According to him, the Biden Administration has “tremendously downplayed the security risks of withdrawing from Afghanistan, as well as the humanitarian and human rights costs of renewed Taliban rule.”“The global jihadist movement is likely to be energized and emboldened by the Taliban’s victory, just as it was by the initial success of ISIS,’ Phillips added. “President Biden will end up scrambling for the remainder of his administration to contain and offset the unintended toxic legacy of his reckless retreat from Afghanistan.”

Koplow believes that the Afghanistan withdrawal was “handled poorly,” in a manner that is not only “a disaster for Afghans” but also caused “downstream problems for the US in the region.”

“Nearly every actor in the region is convinced that the US is leaving the Middle East and, while that is a mistaken perception, it has caused greater Iranian belligerence while also incentivizing Sunni actors to bandwagon with Iran as a way of hedging their bets,” he said.

While Koplow agrees with the president that “there were clear limits to what the US could accomplish in Afghanistan, he believes leaving some US military presence in the country would have “gone a long way toward signaling to partners and adversaries that we plan on maintaining baseline commitments in the region.”

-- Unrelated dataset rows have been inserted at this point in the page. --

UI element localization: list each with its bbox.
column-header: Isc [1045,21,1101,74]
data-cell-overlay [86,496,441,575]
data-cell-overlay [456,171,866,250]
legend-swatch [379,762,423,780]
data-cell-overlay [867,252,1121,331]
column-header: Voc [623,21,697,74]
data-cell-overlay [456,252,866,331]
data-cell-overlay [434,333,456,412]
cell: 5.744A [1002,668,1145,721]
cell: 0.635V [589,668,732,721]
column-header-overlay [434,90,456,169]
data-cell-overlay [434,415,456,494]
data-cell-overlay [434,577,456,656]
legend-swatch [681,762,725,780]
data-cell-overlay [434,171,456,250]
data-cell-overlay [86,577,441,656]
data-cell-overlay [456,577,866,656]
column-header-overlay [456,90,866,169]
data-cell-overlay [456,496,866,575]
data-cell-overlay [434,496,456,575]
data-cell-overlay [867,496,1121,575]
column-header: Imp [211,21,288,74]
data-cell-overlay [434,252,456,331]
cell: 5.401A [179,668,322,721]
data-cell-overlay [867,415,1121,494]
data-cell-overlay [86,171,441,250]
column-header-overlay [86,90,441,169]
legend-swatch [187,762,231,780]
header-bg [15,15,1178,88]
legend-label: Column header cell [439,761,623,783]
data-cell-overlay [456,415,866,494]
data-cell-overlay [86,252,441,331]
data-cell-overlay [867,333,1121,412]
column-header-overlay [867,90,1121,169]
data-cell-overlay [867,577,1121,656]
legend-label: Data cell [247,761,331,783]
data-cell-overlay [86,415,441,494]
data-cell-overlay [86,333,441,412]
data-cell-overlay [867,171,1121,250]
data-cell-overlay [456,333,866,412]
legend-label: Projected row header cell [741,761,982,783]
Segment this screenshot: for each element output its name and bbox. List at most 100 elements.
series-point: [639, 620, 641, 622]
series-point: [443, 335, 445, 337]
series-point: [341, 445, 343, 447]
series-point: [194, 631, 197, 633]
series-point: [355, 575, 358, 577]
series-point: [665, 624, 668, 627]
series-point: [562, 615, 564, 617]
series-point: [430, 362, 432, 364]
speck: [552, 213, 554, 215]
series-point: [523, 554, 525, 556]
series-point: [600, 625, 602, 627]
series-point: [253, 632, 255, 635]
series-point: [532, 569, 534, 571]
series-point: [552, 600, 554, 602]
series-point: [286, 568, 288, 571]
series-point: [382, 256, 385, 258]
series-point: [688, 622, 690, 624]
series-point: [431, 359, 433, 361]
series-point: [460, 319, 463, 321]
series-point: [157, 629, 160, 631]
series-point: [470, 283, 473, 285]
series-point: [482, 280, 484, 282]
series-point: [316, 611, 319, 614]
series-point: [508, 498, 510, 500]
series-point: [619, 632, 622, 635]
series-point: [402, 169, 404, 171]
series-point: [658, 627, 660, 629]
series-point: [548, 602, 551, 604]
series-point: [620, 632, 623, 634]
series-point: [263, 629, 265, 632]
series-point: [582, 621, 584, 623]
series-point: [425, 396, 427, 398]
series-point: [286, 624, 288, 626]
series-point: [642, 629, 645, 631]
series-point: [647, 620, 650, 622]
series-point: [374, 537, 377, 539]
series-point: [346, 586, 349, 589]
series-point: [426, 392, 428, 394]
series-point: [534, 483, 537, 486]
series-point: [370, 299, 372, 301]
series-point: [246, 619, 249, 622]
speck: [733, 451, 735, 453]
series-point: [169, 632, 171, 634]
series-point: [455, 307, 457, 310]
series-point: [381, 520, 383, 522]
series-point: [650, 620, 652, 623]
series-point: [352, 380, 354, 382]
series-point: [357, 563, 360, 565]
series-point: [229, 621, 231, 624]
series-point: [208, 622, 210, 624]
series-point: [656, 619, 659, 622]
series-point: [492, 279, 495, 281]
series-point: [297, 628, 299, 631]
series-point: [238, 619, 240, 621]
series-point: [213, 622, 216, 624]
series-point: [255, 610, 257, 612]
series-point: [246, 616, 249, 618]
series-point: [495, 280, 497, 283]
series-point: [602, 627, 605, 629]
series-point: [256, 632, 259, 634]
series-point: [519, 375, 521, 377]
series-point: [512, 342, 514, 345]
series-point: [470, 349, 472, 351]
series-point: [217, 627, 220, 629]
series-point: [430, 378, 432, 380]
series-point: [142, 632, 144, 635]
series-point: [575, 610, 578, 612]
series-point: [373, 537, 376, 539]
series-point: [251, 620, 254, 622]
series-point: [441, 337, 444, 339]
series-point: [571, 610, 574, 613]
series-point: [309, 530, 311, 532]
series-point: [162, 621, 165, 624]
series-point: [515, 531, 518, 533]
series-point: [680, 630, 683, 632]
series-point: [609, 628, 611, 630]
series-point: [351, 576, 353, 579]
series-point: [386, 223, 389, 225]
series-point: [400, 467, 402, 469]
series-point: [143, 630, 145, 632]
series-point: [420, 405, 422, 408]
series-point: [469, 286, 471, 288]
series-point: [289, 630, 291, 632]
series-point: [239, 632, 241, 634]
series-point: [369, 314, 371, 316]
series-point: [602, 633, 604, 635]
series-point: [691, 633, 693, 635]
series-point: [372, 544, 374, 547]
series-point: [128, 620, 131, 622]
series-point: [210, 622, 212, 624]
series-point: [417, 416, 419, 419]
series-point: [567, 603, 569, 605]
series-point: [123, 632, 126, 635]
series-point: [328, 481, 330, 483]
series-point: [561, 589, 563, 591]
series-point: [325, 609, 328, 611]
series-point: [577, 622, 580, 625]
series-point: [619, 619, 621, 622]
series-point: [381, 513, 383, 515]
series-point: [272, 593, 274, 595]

According to a Pew Research Center survey conducted in the last week of August 2021, Americans were divided about Biden’s decision to withdraw: 54% of American adults say it was the right decision, while 42% say it was wrong. However, the survey also revealed that 42% of US adults think the administration had done a poor job with the withdrawal operation.

Conditioning aid to Egypt on human rights compliance

In September 2021, The Biden Administration announced its decision to withhold some of the annual aid it provides to Egypt over human rights concerns.Since 1978, the United States has provided Egypt with over $50 billion in military aid and $30 billion in economic assistance. The aid is vital for Egypt’s economic and military development, but also strengthened the alliance with this strategic partner for regional stability.

This, Haas believes, is a prime example of the delicate balance in American foreign policy between realism and idealism.

“We have competing priorities: regional stability versus human rights,” he said. “I don’t think there is a singular great answer here.” According to Haas, the move is part of a larger picture in which Biden is trying to “resurrect human rights” as an important element of American foreign policy.

Koplow agrees that the case of Egypt is “characteristic of the difficult foreign policy choices that Biden has to weigh against each other.”

“Part of having a more limited footprint in the region means relying on states that behave in ways that are unsavory and contrary to our values,” he said. “We saw a demonstration in May [with the conflict between Israel and Hamas] of how important a role Egypt plays in Gaza and maintaining regional peace.”